Operasi Tol Layang Cikampek Mundur Jadi 20 Desember 2019

CNN Indonesia | Minggu, 08/12/2019 16:48 WIB
Jalan tol layang Jakarta-Cikampek (Japek) II akan beroperasi pada 20 Desember 2019, mundur dari target awal 15 Desember 2019. Jalan tol layang Jakarta-Cikampek (Japek) II akan beroperasi pada 20 Desember 2019, mundur dari target awal 15 Desember 2019. (ANTARA FOTO/Risky Andrianto).
Jakarta, CNN Indonesia -- Menteri Perhubungan Budi Karya Sumadi mengungkapkan jalan tol layang Jakarta-Cikampek (Japek II) akan beroperasi pada 20 Desember 2019. Target ini mundur dari rencana semula 15 Desember.

Kendati mundur, jalan tol layang Japek II dipastikan beroperasi sebelum natal dan tahun baru. Saat ini, jalan tol layang Japek II masih dalam tahap penyelesaian rambu dan penghalusan jalan.

"Tadi sudah disepakati bahwa operasional awal Japek II untuk umum mundur jadi 20 Desember, dengan kecepatan maksimal 60 kilometer per jam," terang Budi Karya di Bekasi, Jawa Barat, Minggu (8/12).


Hal ini dikarenakan pada saat dioperasikan 20 Desember nanti, jalan tol elevated ini belum 100 persen selesai.
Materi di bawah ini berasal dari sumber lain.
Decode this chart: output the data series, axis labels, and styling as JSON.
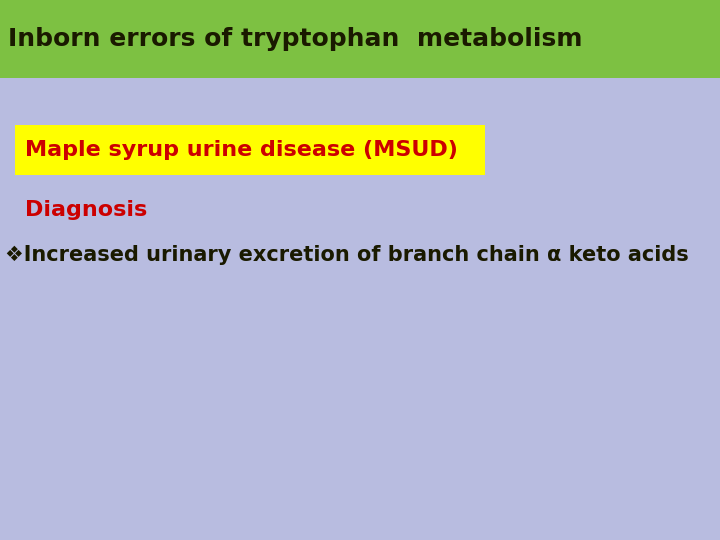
{
  "title": "Inborn errors of tryptophan  metabolism",
  "title_bg": "#7dc142",
  "title_color": "#1a1a00",
  "title_fontsize": 18,
  "subtitle": "Maple syrup urine disease (MSUD)",
  "subtitle_bg": "#ffff00",
  "subtitle_color": "#cc0000",
  "subtitle_fontsize": 16,
  "section_label": "Diagnosis",
  "section_color": "#cc0000",
  "section_fontsize": 16,
  "bullet_text": "❖Increased urinary excretion of branch chain α keto acids",
  "bullet_color": "#1a1a00",
  "bullet_fontsize": 15,
  "bg_color": "#b8bce0"
}
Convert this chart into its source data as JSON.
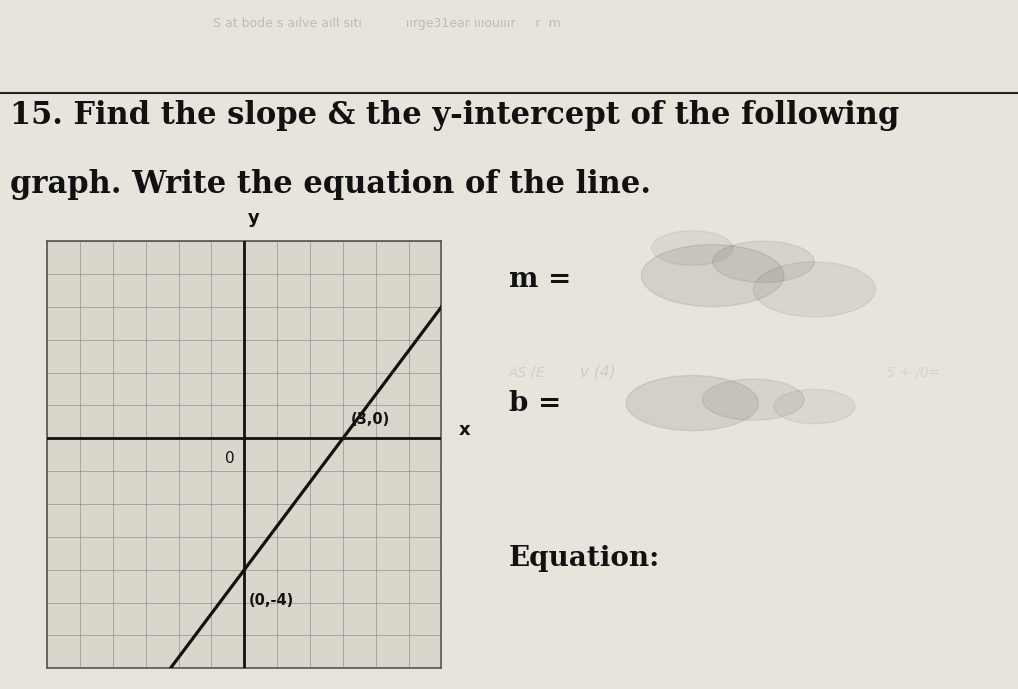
{
  "title_bold": "15.",
  "title_line1": " Find the slope & the y-intercept of the following",
  "title_line2": "graph. Write the equation of the line.",
  "bg_color": "#e8e4dc",
  "grid_bg": "#dbd6cc",
  "grid_color": "#777777",
  "line_color": "#111111",
  "axis_color": "#111111",
  "point1": [
    0,
    -4
  ],
  "point2": [
    3,
    0
  ],
  "point1_label": "(0,-4)",
  "point2_label": "(3,0)",
  "xlabel": "x",
  "ylabel": "y",
  "xlim": [
    -6,
    6
  ],
  "ylim": [
    -7,
    6
  ],
  "right_m_label": "m =",
  "right_b_label": "b =",
  "right_eq_label": "Equation:",
  "title_fontsize": 22,
  "label_fontsize": 18
}
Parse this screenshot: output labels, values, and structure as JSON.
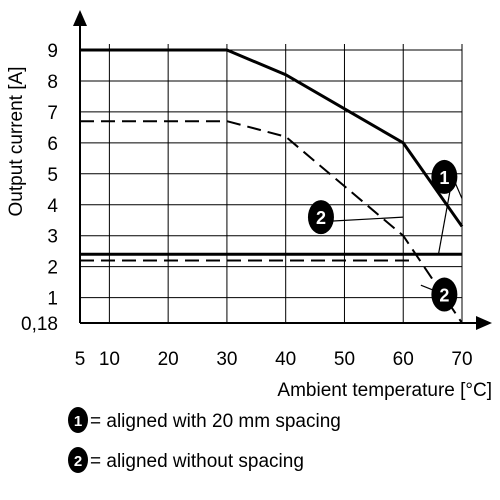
{
  "chart_data": {
    "type": "line",
    "xlabel": "Ambient temperature [°C]",
    "ylabel": "Output current [A]",
    "x_ticks": [
      {
        "value": 5,
        "label": "5"
      },
      {
        "value": 10,
        "label": "10"
      },
      {
        "value": 20,
        "label": "20"
      },
      {
        "value": 30,
        "label": "30"
      },
      {
        "value": 40,
        "label": "40"
      },
      {
        "value": 50,
        "label": "50"
      },
      {
        "value": 60,
        "label": "60"
      },
      {
        "value": 70,
        "label": "70"
      }
    ],
    "y_ticks": [
      {
        "value": 0.18,
        "label": "0,18"
      },
      {
        "value": 1,
        "label": "1"
      },
      {
        "value": 2,
        "label": "2"
      },
      {
        "value": 3,
        "label": "3"
      },
      {
        "value": 4,
        "label": "4"
      },
      {
        "value": 5,
        "label": "5"
      },
      {
        "value": 6,
        "label": "6"
      },
      {
        "value": 7,
        "label": "7"
      },
      {
        "value": 8,
        "label": "8"
      },
      {
        "value": 9,
        "label": "9"
      }
    ],
    "xlim": [
      5,
      70
    ],
    "ylim": [
      0.18,
      9
    ],
    "series": [
      {
        "marker": "1",
        "style": "solid",
        "x": [
          5,
          30,
          40,
          60,
          70
        ],
        "y": [
          9,
          9,
          8.2,
          6,
          3.3
        ]
      },
      {
        "marker": "2",
        "style": "dashed",
        "x": [
          5,
          30,
          40,
          60,
          70
        ],
        "y": [
          6.7,
          6.7,
          6.2,
          3.0,
          0.18
        ]
      }
    ],
    "reference_lines": [
      {
        "marker": "1",
        "style": "solid",
        "y": 2.4,
        "x": [
          5,
          70
        ]
      },
      {
        "marker": "2",
        "style": "dashed",
        "y": 2.2,
        "x": [
          5,
          62
        ]
      }
    ],
    "markers": [
      {
        "label": "1",
        "x": 67,
        "y": 4.9,
        "point_x": 70,
        "point_y": 4.2,
        "point2_x": 66,
        "point2_y": 2.4
      },
      {
        "label": "2",
        "x": 46,
        "y": 3.6,
        "point_x": 60,
        "point_y": 3.6
      },
      {
        "label": "2",
        "x": 67,
        "y": 1.1,
        "point_x": 63,
        "point_y": 1.4
      }
    ],
    "legend": [
      {
        "marker": "1",
        "text": "= aligned with 20 mm spacing"
      },
      {
        "marker": "2",
        "text": "= aligned without spacing"
      }
    ]
  }
}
Jalan tol layang Japek II yang terbentang sepanjang 38 kilometer (Km) ini akan dijaga oleh petugas di setiap 4 Km.

Untuk sementara, pengguna jalan tol layang Japek II terbatas pada kendaraan golong I non bus atau kendaraan kecil. Kemenhub dan Kepolisian akan memastikan pengamanan dan keselamatan pengoperasian.

"Untuk bus dan truk dilarang melewati tol layang Japek II. Tol layang ditujukan untuk menghindari kendaraan yang jalannya lambat, seperti bus dan truk," ujar Budi Karya.

Direktur Utama PT Jasa Marga (Persero) Desi Arryani mengatakan saat ini pihaknya terus berupaya menyelesaikan pembangunan tol layang agar bisa digunakan sebelum natal dan tahun baru.

"Masih ada penyelesaian kecil-kecil yang harus dikerjakan, seperti menghaluskan jalan dan memasang marka jalan," imbuh dia.

Desi menambahkan bahwa jalan tol layang Japek II sudah memenuhi syarat untuk digunakan kendaraan golong I.